Hi! I'm a new member here, in need of some help. I'm 21, m boyfriend of 6 months is 31. up until the past few weeks, we have had the best relationship in the world. we have each had several very serious relationships and are compatible on every level. the age difference has never even been an issue.
we took a trip to his hometown last month, and ever since we got back, he's been very...down, and different. i know his job now is very unfufilling, and stresses him out, but he feels he needs it to provide to his 11 year old twins (which he has no problem doing, he's brilliant and could have a job wherever he wants) even though he's tired of our city and wants to actually have somewhat of a happy work environment and life now.

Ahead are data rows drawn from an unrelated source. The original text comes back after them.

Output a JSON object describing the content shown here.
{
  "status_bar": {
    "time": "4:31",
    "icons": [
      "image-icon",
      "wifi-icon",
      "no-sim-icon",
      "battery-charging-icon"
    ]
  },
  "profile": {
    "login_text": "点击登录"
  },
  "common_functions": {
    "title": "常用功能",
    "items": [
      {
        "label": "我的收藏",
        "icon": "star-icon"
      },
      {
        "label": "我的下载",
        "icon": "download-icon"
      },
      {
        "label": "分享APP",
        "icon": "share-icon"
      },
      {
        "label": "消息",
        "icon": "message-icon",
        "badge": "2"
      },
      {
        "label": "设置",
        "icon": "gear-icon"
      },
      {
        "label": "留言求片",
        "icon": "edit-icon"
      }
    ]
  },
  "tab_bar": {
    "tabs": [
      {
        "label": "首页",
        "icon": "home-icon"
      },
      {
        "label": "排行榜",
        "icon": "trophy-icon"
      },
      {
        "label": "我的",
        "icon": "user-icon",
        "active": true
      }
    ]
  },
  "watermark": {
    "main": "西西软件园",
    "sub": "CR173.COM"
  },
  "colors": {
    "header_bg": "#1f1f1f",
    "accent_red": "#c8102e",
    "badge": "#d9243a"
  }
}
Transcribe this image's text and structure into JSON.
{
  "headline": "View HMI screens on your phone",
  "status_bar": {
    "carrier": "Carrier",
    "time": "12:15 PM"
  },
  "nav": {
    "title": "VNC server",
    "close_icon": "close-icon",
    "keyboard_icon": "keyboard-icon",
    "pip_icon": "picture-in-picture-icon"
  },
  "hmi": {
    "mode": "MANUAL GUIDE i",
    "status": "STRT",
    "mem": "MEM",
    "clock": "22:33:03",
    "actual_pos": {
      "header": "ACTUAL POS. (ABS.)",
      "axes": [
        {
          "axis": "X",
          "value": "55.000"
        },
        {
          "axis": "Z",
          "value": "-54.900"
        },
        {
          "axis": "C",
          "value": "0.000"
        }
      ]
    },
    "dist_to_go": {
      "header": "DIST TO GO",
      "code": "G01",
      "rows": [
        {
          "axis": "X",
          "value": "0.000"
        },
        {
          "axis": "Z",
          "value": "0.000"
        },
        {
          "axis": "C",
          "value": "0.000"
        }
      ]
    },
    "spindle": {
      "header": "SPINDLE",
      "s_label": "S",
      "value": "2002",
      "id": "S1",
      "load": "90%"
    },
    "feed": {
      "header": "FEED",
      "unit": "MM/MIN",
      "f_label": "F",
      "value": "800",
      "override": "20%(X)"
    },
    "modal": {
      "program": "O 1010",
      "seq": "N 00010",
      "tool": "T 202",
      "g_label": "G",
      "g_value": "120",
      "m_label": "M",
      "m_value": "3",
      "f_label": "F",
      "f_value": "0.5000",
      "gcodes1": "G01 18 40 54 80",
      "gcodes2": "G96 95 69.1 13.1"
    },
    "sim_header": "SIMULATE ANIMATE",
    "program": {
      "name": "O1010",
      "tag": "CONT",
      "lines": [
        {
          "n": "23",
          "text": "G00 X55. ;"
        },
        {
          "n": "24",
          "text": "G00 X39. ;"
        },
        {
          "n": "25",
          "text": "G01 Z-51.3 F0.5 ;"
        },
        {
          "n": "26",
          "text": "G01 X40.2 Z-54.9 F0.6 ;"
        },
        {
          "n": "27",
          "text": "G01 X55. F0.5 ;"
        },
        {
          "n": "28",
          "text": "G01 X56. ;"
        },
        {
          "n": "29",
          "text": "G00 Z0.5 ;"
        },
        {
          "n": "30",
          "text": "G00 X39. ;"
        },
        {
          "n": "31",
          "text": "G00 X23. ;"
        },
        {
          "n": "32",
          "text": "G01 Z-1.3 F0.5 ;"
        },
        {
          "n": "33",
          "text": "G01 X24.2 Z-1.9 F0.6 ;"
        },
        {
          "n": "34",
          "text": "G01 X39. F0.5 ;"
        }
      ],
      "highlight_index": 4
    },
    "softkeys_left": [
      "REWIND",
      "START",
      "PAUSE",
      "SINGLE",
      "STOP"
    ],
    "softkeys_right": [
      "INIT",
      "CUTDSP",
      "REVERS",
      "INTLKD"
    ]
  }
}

reacting to that, feeling like it must be something im doing wrong, i have started numerous arguments with him over things that never bother me. i was the most laid back chick in the world until we returned home...i thought i finally had a drip on myself last week until we argued again and i mentioned moving in together (because he has beought it up several times) and promptly felt like an idiot...he doesnt want to, thinks we're "rocky" and that now like "all women" i have "an agenda." i dont know whats making me feel this way, or what to do.'
i love him so much, but i feel like i have lost all of my self-confidence by making mistakes like this, and not letting things go like i used to.
i also wonder if i just went back to keeping little things to myself and behaving in the manner i used to, if that would put things back on track? he's never tried this hard for anyone, and i feel like im pushing him away by the way i keep picking at things, thinking that talking about it will make it better but obviously i doubt that.
what's up with me? and what should i do to get back on track?